В результате многолетней эксплуатации и рассеяния выбросов комбината цветных металлов произошло загрязнение почвы и в пробе почвы, отобранной на расстоянии 450 м от границы комбината, присутствовали соединениями свинца, цинка, меди и кадмия, достигающие концентрации, соответственно 20; 12; 0,98 и 0,38 г/кг почвы. Равновесные водные растворы с образцом почвы получали при соотношении почва-дистиллированная вода, равном 1:5 по методике, описанной в Примере 1. Контрольные образцы готовили с использованием равновесного раствора, полученного с дистиллированой водой и тщательно отмытой от водорастворимых соединений почвы, отобранной на расстоянии 450 м от комбината цветных металлов. Такая процедура позволяла компенсировать воздействие на биотест органических составляющих почвы (гуминовых кислот, фульфокислот и т.д.). Помимо ростовых свойств отрезков колеоптилей пшеницы в качестве биотестов использовали генетически выравненные особи мышей (массой 20 г), кроликов (массой 3000 г) и серых крыс (массой г), которым те же тестируемые и контрольные равновесные растворы вводили через зонд в желудок по 10 мл/особь. Все особи биотестов выдерживали в течение 24 ч.

Для равновесных водных растворов с образцами почвы, отобранными на расстоянии 450 м от комбината, биологический эффект от воздействия суммарных примесей загрязняющих веществ в почве на колеоптили пшеницы, мышей, кроликов и крыс составил 78; 0,007; 0,042 и 0,063%. Этим значениям биологического эффекта (B _e,i,) соответствует рассчитанная по формуле /5/ биологическая активность компонентов в растворе «B_a,i,s », равная соответственно 0,25; 9,563; 7,775 и 7,370. Из соотношения (B_a,i,s)_soil=(V _s/m_soil)B_a,i,s ) находят значения биологической активности компонентов в почве, которые для колеоптилей пшеницы, мышей, кроликов и крыс равны соответственно 0,05; 1,913; 1,555 и 1,474, а биологический эффект или процент выживших особей от воздействия компонентов в почве, рассчитанный по формуле /7/, составляет 95; 14,8; 21,1 и 22,9%.

Источники информации

1. Определение токсичности химических соединений, полимеров, материалов и изделий с помощью люминесцентного бактериального теста.
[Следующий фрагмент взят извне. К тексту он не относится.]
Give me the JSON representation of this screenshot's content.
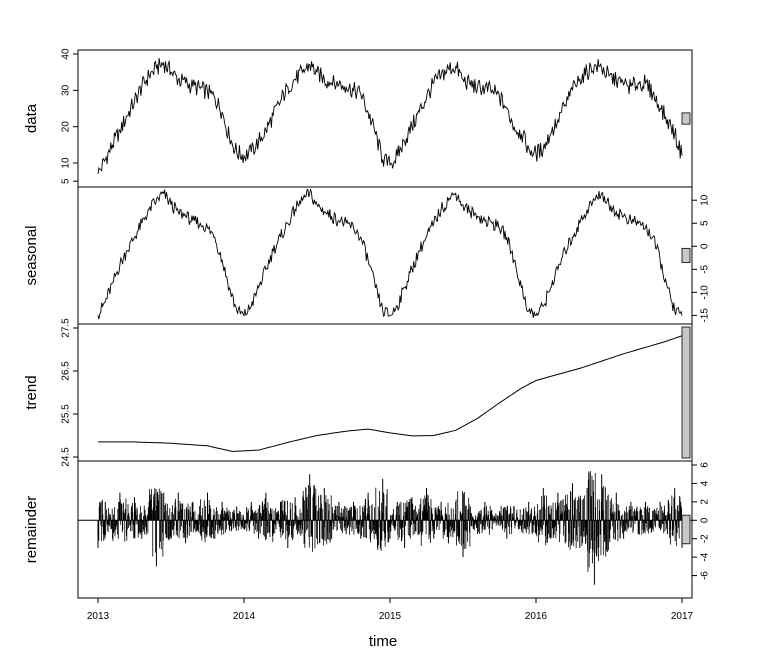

Методические рекомендации. Минздрав России, М. 2000 г., 18 С.

2. Определение общей токсичности почв по интенсивности биолюминесценции бактерий. Методические рекомендации. Минздрав России, М. 2000 г., 21 С.

3. Унифицированные методы исследования качества воды. М.: СЭВ, 1983, с.232-245.

4. Беспамятнов Г.П., Кротов Ю.А. Предельно допустимые концентрации химических веществ в окружающей среде. Л. Химия, 1985, 528 с.

5. Патент RU (11) 2215291 (13) С1 Выдан 27.10.2003, Бюл. №30, Приоритет от 06.08.2002.